João Paulo Rossi Paschoal



jprp@adv.oabsp.org.br



Face à promulgação das Leis nºs 9.609/98 e 9.610/98, os usuários dos softwares de domínio público estariam à mercê de serem autuados pela fiscalização dos direitos autorais? É possível a utilização de softwares de domínio público hodiernamente?

Inicialmente, vale esclarecer que a denominação "domínio público", em se tratando de direito autoral, possui sentido diverso do comumente empregado no direito administrativo, em que aparece com maior prolixidade.

Como cediço, para o direito administrativo, a expressão domínio público traduz a idéia de um conjunto de bens públicos, sejam eles bens imóveis ou mesmo móveis1.

Por sua vez, como alerta o festejado jurista Carlos Fernando Mathias de Souza, "em direito autoral, a expressão domínio público refere-se em geral às obras que se constituem em uma espécie de res communis omnium (coisa comum de todos), de modo que podem ser utilizadas livremente por quem quer que seja, com ou sem intuito de lucro (...). Em direito autoral é a obra caída no domínio comum e por isso não depende de que seja autorizada a sua utilização. Em termos práticos é o que ocorre com a obra não protegida, ressalvados alguns direitos morais, que compete ao estado por eles velar"2.

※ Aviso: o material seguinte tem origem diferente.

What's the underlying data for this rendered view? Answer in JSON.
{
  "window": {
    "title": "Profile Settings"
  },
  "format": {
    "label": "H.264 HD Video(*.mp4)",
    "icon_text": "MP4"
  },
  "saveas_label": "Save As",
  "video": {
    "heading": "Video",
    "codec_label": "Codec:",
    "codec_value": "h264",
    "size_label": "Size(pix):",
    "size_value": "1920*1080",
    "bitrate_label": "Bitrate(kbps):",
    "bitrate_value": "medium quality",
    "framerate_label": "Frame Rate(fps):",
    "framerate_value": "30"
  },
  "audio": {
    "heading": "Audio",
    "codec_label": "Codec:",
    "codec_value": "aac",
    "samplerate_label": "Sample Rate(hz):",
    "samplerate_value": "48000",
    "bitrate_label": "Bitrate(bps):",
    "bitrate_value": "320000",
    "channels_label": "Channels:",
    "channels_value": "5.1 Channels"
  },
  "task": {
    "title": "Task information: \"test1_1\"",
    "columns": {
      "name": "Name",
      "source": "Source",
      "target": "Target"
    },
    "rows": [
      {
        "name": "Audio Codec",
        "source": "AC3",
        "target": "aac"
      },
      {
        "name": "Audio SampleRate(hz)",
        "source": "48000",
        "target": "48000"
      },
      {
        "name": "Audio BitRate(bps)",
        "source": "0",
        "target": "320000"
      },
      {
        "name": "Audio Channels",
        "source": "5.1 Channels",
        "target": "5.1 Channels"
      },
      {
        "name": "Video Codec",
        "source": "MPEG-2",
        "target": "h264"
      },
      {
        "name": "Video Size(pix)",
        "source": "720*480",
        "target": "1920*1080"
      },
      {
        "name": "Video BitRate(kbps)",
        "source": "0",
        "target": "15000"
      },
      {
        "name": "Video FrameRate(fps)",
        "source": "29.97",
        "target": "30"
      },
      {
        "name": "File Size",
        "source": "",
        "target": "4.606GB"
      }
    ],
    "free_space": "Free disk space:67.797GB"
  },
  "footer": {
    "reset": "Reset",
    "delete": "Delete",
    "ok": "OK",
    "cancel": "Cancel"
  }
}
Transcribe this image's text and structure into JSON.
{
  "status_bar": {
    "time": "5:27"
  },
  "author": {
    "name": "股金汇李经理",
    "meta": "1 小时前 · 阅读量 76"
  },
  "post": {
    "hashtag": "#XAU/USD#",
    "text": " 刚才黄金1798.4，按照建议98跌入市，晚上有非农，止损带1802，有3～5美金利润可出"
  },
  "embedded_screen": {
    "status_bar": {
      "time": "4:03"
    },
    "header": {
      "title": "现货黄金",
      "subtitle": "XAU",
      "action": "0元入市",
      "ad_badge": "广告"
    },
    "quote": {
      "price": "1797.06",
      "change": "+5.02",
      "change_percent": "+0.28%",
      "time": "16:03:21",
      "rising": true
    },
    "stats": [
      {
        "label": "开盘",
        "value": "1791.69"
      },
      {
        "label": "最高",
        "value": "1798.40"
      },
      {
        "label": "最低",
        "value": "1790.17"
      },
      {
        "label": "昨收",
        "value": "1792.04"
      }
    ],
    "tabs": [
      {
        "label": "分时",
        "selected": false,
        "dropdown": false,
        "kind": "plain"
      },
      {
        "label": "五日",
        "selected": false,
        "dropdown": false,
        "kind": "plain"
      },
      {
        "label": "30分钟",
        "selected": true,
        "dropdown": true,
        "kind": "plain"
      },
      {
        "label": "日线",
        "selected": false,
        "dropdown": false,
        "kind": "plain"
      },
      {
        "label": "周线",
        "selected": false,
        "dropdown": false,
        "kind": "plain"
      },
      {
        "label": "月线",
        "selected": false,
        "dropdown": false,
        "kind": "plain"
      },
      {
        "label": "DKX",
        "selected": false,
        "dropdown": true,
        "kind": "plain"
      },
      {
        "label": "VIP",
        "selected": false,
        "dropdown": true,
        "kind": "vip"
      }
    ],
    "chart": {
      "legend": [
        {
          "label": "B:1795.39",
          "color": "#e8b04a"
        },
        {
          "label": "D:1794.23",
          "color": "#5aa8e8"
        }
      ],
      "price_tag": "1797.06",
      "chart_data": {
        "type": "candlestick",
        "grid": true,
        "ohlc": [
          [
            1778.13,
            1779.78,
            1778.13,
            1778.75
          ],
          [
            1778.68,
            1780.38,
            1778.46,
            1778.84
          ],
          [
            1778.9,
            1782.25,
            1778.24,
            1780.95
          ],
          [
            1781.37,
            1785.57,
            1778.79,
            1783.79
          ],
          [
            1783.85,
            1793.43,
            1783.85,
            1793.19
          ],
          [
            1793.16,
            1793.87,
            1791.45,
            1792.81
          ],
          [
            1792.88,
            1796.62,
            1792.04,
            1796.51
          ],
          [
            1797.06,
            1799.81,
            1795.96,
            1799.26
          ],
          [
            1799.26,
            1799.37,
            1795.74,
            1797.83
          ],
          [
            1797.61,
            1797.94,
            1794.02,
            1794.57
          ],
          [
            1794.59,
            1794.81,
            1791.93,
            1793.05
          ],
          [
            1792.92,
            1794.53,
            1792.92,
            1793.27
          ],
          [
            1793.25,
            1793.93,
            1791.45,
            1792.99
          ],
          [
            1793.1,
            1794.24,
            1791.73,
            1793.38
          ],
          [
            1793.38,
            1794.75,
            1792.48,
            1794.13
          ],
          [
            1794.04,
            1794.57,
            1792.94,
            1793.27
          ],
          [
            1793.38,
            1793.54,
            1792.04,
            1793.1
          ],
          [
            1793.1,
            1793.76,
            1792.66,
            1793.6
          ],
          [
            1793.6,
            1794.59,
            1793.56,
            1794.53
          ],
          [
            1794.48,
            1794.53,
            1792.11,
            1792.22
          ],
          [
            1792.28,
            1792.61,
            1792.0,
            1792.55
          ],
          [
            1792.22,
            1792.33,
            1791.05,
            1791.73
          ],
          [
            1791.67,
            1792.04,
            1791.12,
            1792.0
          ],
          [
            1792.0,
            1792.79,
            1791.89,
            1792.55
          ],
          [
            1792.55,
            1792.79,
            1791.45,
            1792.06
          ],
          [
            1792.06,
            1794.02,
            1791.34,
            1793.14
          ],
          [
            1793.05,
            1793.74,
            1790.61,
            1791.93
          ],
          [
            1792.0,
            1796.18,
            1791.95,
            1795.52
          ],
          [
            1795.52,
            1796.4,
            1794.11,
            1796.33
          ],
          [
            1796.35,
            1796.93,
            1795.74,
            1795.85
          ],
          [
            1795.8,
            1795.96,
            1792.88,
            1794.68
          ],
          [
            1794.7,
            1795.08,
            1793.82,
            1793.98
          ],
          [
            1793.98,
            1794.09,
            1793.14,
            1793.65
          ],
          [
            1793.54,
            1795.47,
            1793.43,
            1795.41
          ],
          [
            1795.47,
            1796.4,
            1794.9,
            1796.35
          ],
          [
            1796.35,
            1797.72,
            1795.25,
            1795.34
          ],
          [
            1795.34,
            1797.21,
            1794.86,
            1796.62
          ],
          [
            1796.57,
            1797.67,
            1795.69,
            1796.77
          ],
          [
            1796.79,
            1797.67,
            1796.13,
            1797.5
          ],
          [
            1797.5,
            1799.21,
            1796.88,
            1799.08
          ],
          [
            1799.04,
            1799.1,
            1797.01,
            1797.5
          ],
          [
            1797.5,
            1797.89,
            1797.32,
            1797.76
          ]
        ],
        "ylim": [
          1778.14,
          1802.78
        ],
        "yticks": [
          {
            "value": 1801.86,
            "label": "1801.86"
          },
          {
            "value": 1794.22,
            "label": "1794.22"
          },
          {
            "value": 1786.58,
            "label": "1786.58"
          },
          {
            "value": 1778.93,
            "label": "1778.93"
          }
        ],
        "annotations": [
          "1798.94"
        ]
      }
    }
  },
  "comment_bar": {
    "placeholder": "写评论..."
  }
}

Desde logo, se vê que em direito autoral, mormente quando o assunto é informática, o conceito de "domínio público" possui conotação específica.

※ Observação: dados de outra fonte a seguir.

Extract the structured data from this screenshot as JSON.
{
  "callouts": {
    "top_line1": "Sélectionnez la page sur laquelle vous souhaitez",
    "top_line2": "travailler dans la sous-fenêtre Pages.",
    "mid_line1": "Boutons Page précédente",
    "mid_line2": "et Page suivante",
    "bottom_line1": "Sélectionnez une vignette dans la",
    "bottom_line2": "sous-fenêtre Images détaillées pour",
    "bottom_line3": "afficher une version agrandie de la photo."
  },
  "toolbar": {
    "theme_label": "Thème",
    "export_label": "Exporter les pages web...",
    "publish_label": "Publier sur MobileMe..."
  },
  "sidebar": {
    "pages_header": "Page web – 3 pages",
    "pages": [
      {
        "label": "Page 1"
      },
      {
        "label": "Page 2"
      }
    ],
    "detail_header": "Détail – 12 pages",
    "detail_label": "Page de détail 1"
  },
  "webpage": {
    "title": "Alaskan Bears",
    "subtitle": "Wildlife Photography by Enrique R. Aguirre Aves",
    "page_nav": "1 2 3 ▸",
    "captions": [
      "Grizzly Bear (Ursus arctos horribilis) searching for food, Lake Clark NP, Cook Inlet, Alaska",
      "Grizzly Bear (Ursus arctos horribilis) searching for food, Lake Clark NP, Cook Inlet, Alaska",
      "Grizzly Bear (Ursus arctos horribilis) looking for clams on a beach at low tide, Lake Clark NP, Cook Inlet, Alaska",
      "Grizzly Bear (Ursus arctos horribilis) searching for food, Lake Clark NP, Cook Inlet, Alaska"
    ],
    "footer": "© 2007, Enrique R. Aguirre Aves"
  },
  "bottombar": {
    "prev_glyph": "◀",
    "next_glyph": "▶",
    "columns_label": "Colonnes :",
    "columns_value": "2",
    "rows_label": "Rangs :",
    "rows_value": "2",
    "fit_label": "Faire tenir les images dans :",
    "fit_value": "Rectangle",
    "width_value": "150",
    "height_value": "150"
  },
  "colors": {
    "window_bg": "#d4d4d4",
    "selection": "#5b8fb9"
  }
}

Pois bem, feita a diferenciação elementar supra, cumpre dizer que o direito autoral do Brasil é regido atualmente pela Lei nº 9.610/98, norma contemporânea à Lei nº 9.609/98, que trata especificamente sobre a política nacional de informática, como consta de sua ementa, sendo por isso, indigitada como Lei do Software.

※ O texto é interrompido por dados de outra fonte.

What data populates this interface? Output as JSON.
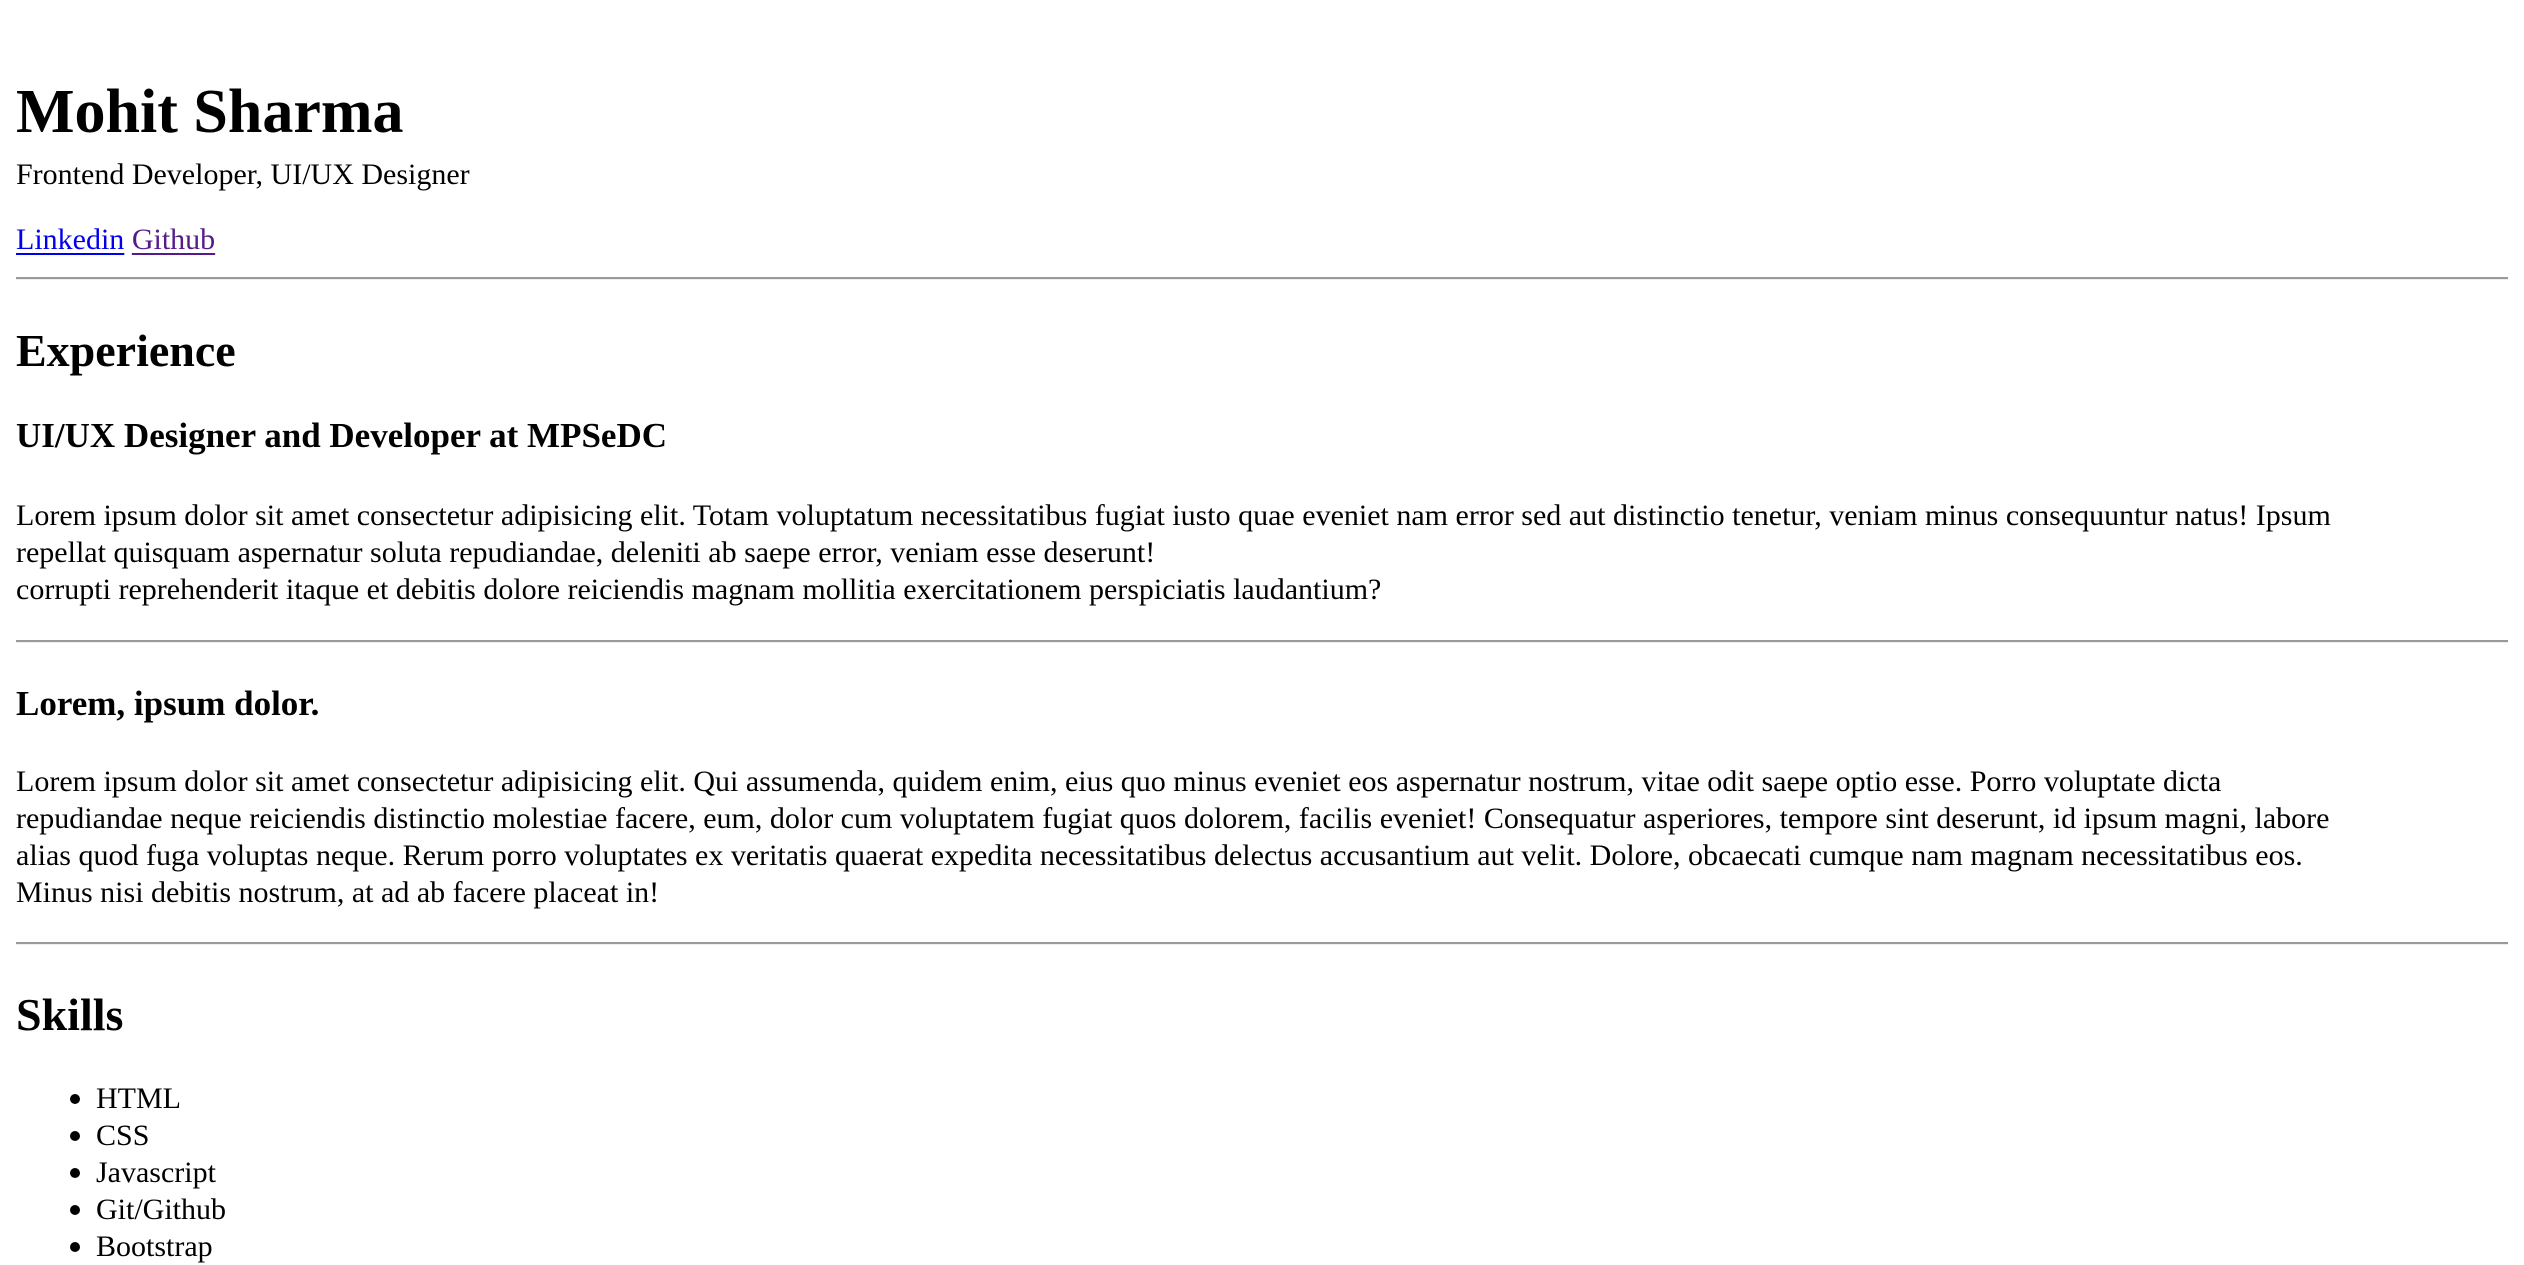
{
  "header": {
    "name": "Mohit Sharma",
    "tagline": "Frontend Developer, UI/UX Designer",
    "links": [
      {
        "label": "Linkedin"
      },
      {
        "label": "Github"
      }
    ]
  },
  "experience": {
    "heading": "Experience",
    "jobs": [
      {
        "title": "UI/UX Designer and Developer at MPSeDC",
        "lines": [
          "Lorem ipsum dolor sit amet consectetur adipisicing elit. Totam voluptatum necessitatibus fugiat iusto quae eveniet nam error sed aut distinctio tenetur, veniam minus consequuntur natus! Ipsum",
          "repellat quisquam aspernatur soluta repudiandae, deleniti ab saepe error, veniam esse deserunt!",
          "corrupti reprehenderit itaque et debitis dolore reiciendis magnam mollitia exercitationem perspiciatis laudantium?"
        ]
      },
      {
        "title": "Lorem, ipsum dolor.",
        "lines": [
          "Lorem ipsum dolor sit amet consectetur adipisicing elit. Qui assumenda, quidem enim, eius quo minus eveniet eos aspernatur nostrum, vitae odit saepe optio esse. Porro voluptate dicta",
          "repudiandae neque reiciendis distinctio molestiae facere, eum, dolor cum voluptatem fugiat quos dolorem, facilis eveniet! Consequatur asperiores, tempore sint deserunt, id ipsum magni, labore",
          "alias quod fuga voluptas neque. Rerum porro voluptates ex veritatis quaerat expedita necessitatibus delectus accusantium aut velit. Dolore, obcaecati cumque nam magnam necessitatibus eos.",
          "Minus nisi debitis nostrum, at ad ab facere placeat in!"
        ]
      }
    ]
  },
  "skills": {
    "heading": "Skills",
    "items": [
      "HTML",
      "CSS",
      "Javascript",
      "Git/Github",
      "Bootstrap"
    ]
  }
}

A Lei nº 9.609/98 visa proteger a criação da propriedade intelectual dos programas de computador (software), bem como a sua comercialização, tendo revogado expressamente a Lei nº 7.646/87 (artigo 16º), que tratava do mesmo assunto.

Destarte, relativamente ao software, o Brasil possui uma norma de direito autoral de cunho geral que é a Lei nº 9.610/98, e outra com caráter específico, a saber, a Lei nº 9.609/98.

E as hipóteses que caracterizam uma obra intelectual como de domínio público encontram-se dispostas no artigo 45 da Lei nº 9.610/98, quais sejam:

- obras em relação às quais decorreu o prazo de proteção aos direitos patrimoniais3;

- obras de autores falecidos que não tenham deixado sucessores;

- obras de autores desconhecidos, sendo ressalvada a proteção legal aos conhecimentos étnicos e tradicionais.

No mesmo diapasão, o artigo 33 da mesma lei, ao ser lido em ordem inversa, evidencia a mantença no direito brasileiro da possibilidade de uso ou reprodução de obra tida como de domínio público, independentemente da permissão do autor, verbis:

"Lei nº 9.610/98

Artigo 33. Ninguém pode reproduzir obra que não pertença ao domínio público, a pretexto de anotá-la, comentá-la ou melhorá-la, sem permissão do autor."

Entendemos que além das hipóteses relacionadas no artigo 45 da Lei nº 9.610/98 também são enquadradas como obras de domínio público aquelas cujos autores, apesar de conhecidos, de forma livre, espontânea e expressa, abrem mão do prazo de proteção concedido pela lei, ou mesmo, que as atribuam a característica de "domínio público", como são exemplos claros algumas músicas disponibilizadas por formato MP3 na rede mundial ou mesmo certos softwares operacionais, que de forma alternativa, concorrem com programas comerciais.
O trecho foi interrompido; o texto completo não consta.